Riferendosi alla Cuoio Depur (leggi anche Cuoio Depur, sindacati verso lo sciopero ), lo sostiene il responsabile Ncd di San Miniato Roberto Ferraro che, spiega, “Da alcuni mesi è in atto una vertenza di lavoro a Ponte a Egola, che trae origine da una riorganizzazione aziendale avviata da tempo dal Consorzio al fine di ridurre e razionalizzare i costi. Nonostante la razionalizzazione avviata abbia prodotto risultati positivi, essa si è arenata quando il piano di riordino ha interessato il fattore lavoro e quindi le retribuzioni del personale dipendente”.
Considerato che il consorzio Cuoio Depur è una società privata a partecipazione pubblica che svolge un servizio di interesse pubblico, secondo Ferraro, “considerato che la ristrutturazione aziendale ha prodotto fino ad oggi risultati positivi, considerato che dal 2008 – inizio della crisi finanziaria mondiale – in ogni settore produttivo i lavoratori di ogni livello sia subordinati che autonomi hanno visto ridotto il proprio reddito, appare difficile immaginare una assoluta impossibilità a raggiungere un accordo ragionevole che contemperi le esigenze di entrambe le parti. Un accordo ragionevole vuole dire che nessuna delle due parti deve essere costretta ad accettare condizioni capestro o antistoriche.

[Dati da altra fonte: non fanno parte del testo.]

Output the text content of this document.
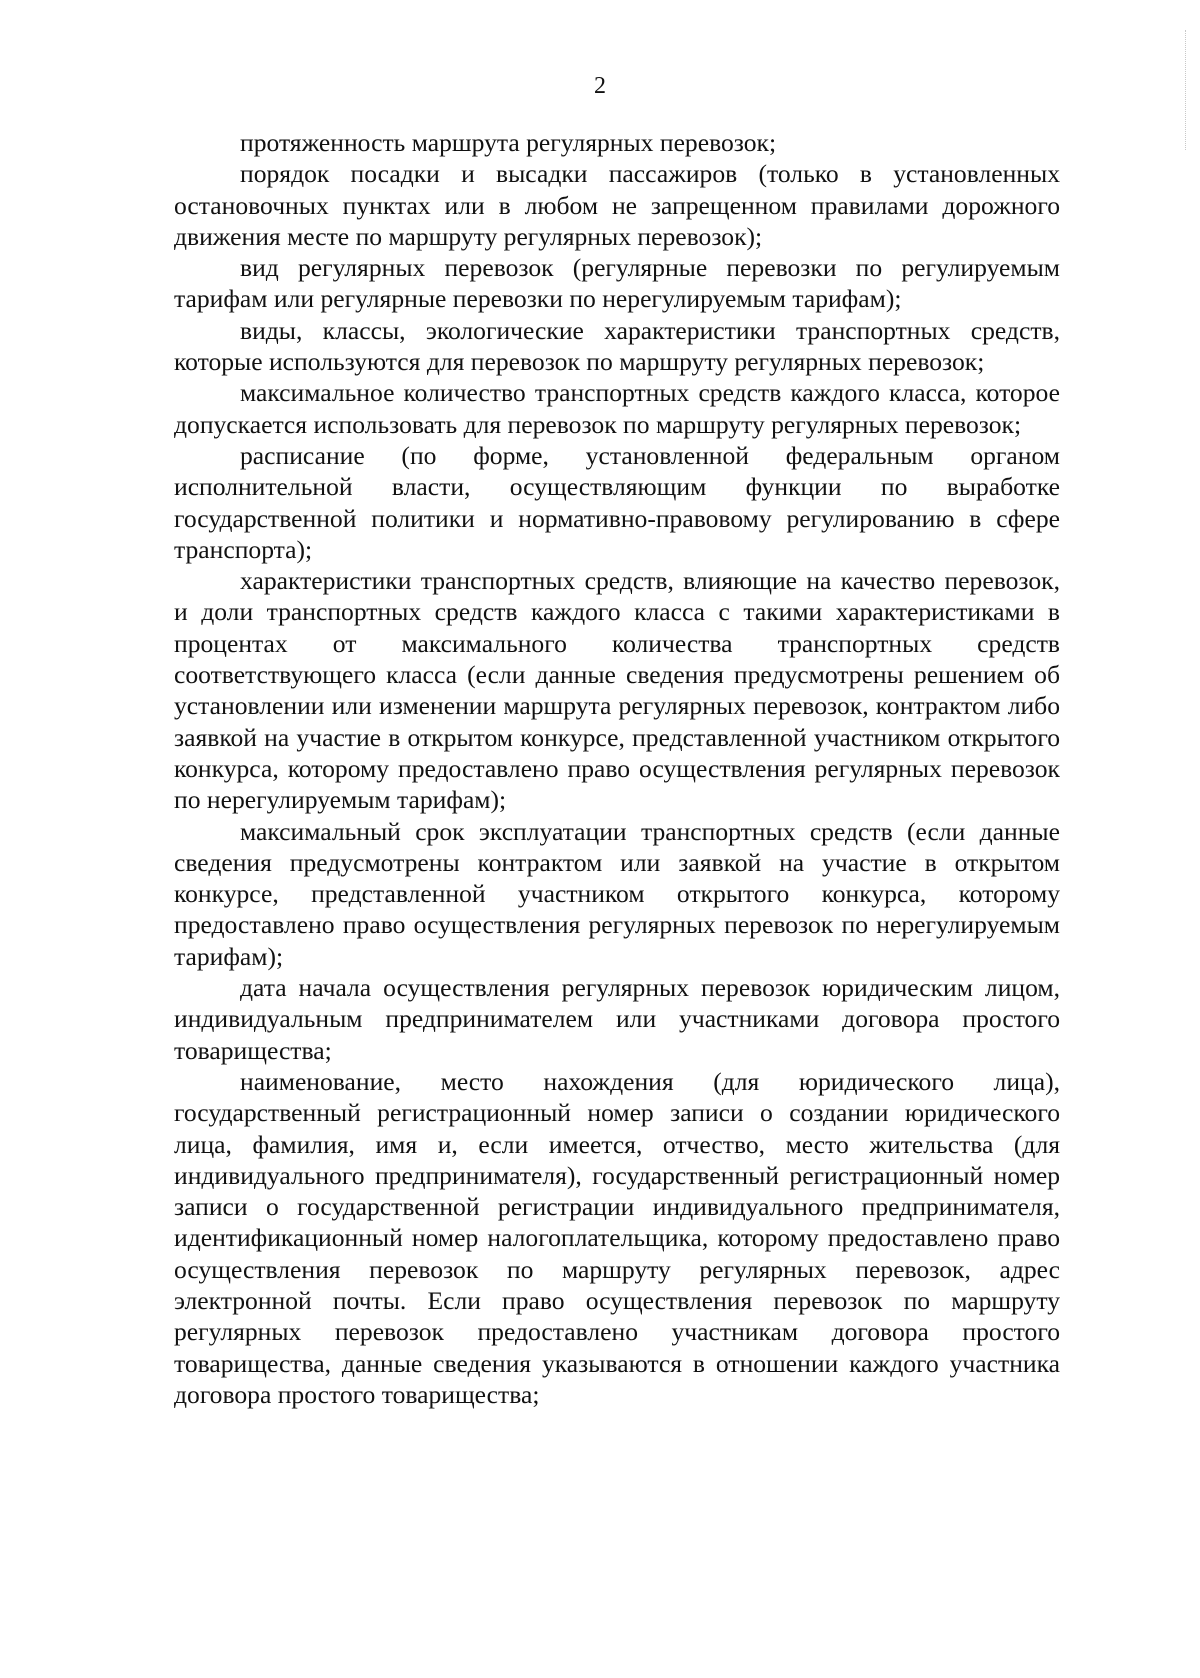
2

протяженность маршрута регулярных перевозок;

порядок посадки и высадки пассажиров (только в установленных остановочных пунктах или в любом не запрещенном правилами дорожного движения месте по маршруту регулярных перевозок);

вид регулярных перевозок (регулярные перевозки по регулируемым тарифам или регулярные перевозки по нерегулируемым тарифам);

виды, классы, экологические характеристики транспортных средств, которые используются для перевозок по маршруту регулярных перевозок;

максимальное количество транспортных средств каждого класса, которое допускается использовать для перевозок по маршруту регулярных перевозок;

расписание (по форме, установленной федеральным органом исполнительной власти, осуществляющим функции по выработке государственной политики и нормативно-правовому регулированию в сфере транспорта);

характеристики транспортных средств, влияющие на качество перевозок, и доли транспортных средств каждого класса с такими характеристиками в процентах от максимального количества транспортных средств соответствующего класса (если данные сведения предусмотрены решением об установлении или изменении маршрута регулярных перевозок, контрактом либо заявкой на участие в открытом конкурсе, представленной участником открытого конкурса, которому предоставлено право осуществления регулярных перевозок по нерегулируемым тарифам);

максимальный срок эксплуатации транспортных средств (если данные сведения предусмотрены контрактом или заявкой на участие в открытом конкурсе, представленной участником открытого конкурса, которому предоставлено право осуществления регулярных перевозок по нерегулируемым тарифам);

дата начала осуществления регулярных перевозок юридическим лицом, индивидуальным предпринимателем или участниками договора простого товарищества;

наименование, место нахождения (для юридического лица), государственный регистрационный номер записи о создании юридического лица, фамилия, имя и, если имеется, отчество, место жительства (для индивидуального предпринимателя), государственный регистрационный номер записи о государственной регистрации индивидуального предпринимателя, идентификационный номер налогоплательщика, которому предоставлено право осуществления перевозок по маршруту регулярных перевозок, адрес электронной почты. Если право осуществления перевозок по маршруту регулярных перевозок предоставлено участникам договора простого товарищества, данные сведения указываются в отношении каждого участника договора простого товарищества;
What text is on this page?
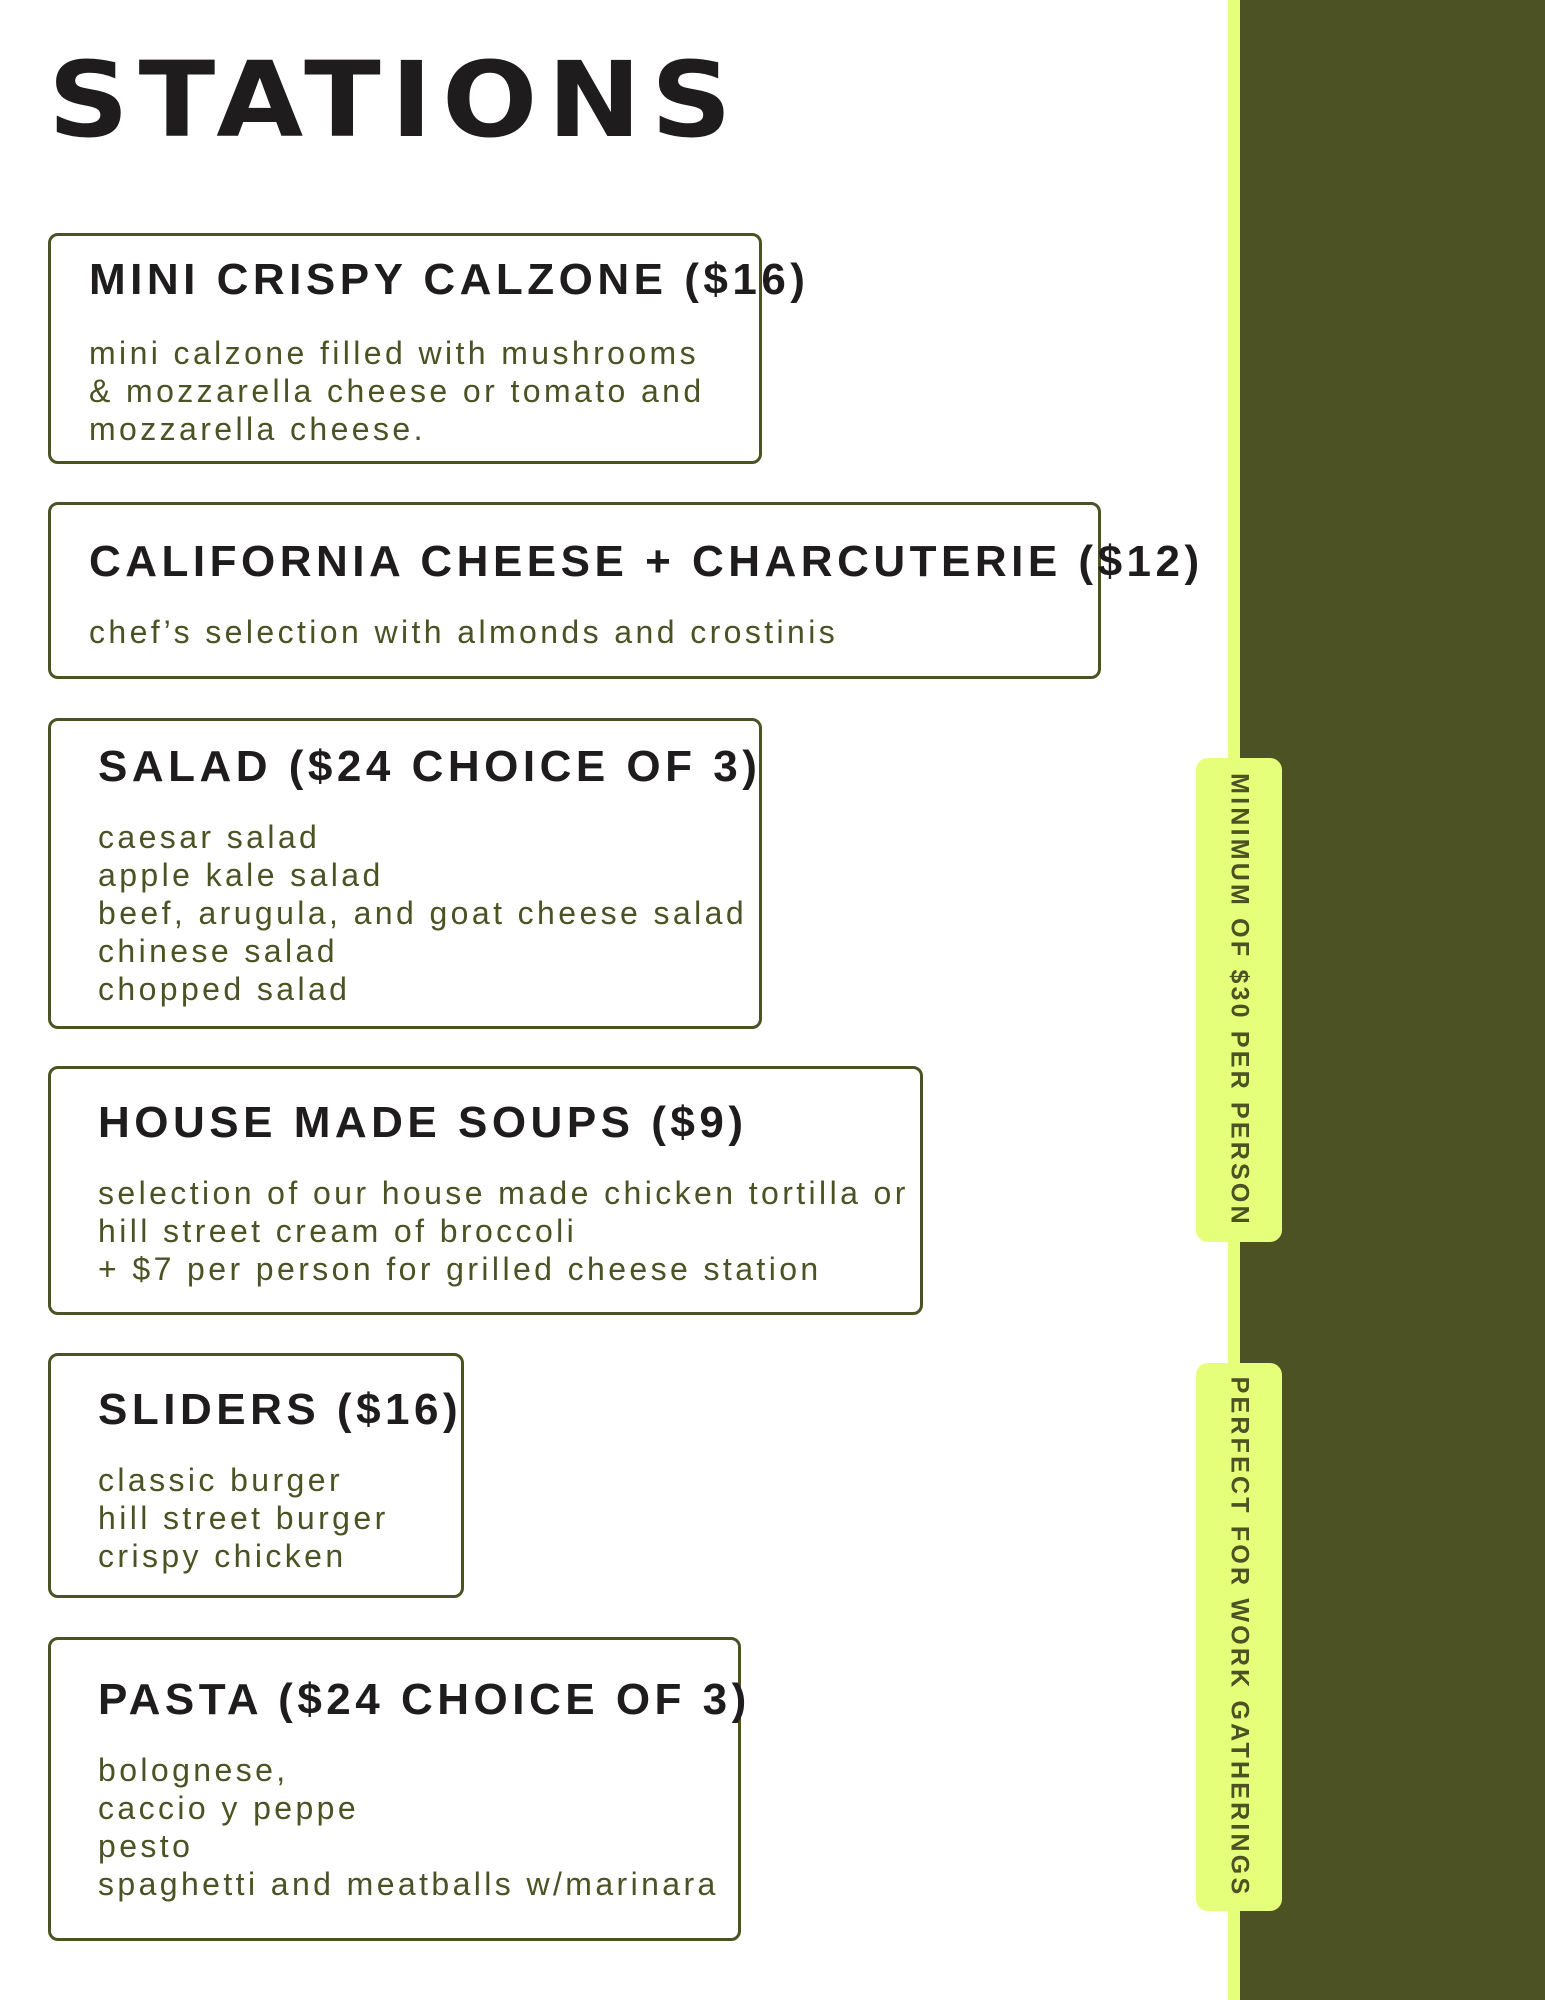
STATIONS
MINI CRISPY CALZONE ($16)
mini calzone filled with mushrooms
& mozzarella cheese or tomato and
mozzarella cheese.
CALIFORNIA CHEESE + CHARCUTERIE ($12)
chef’s selection with almonds and crostinis
SALAD ($24 CHOICE OF 3)
caesar salad
apple kale salad
beef, arugula, and goat cheese salad
chinese salad
chopped salad
HOUSE MADE SOUPS ($9)
selection of our house made chicken tortilla or
hill street cream of broccoli
+ $7 per person for grilled cheese station
SLIDERS ($16)
classic burger
hill street burger
crispy chicken
PASTA ($24 CHOICE OF 3)
bolognese,
caccio y peppe
pesto
spaghetti and meatballs w/marinara
MINIMUM OF $30 PER PERSON
PERFECT FOR WORK GATHERINGS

Nell’attuale momento politico in cui in Italia sembra finalmente farsi strada nel mondo delle imprese il concetto di collaborazione, sia in termini di compartecipazione agli utili di impresa che di condivisione della gestione aziendale, una vertenza aziendale condotta alla vecchia maniera, secondo vecchi schemi, con rigide contrapposizioni sarebbe incomprensibile. Pensiamo che nel caso in questione un accordo ragionevole non solo sia possibile ma sia anche necessario poiché siamo in presenza di una azienda che svolge un importante servizio di utilità pubblica”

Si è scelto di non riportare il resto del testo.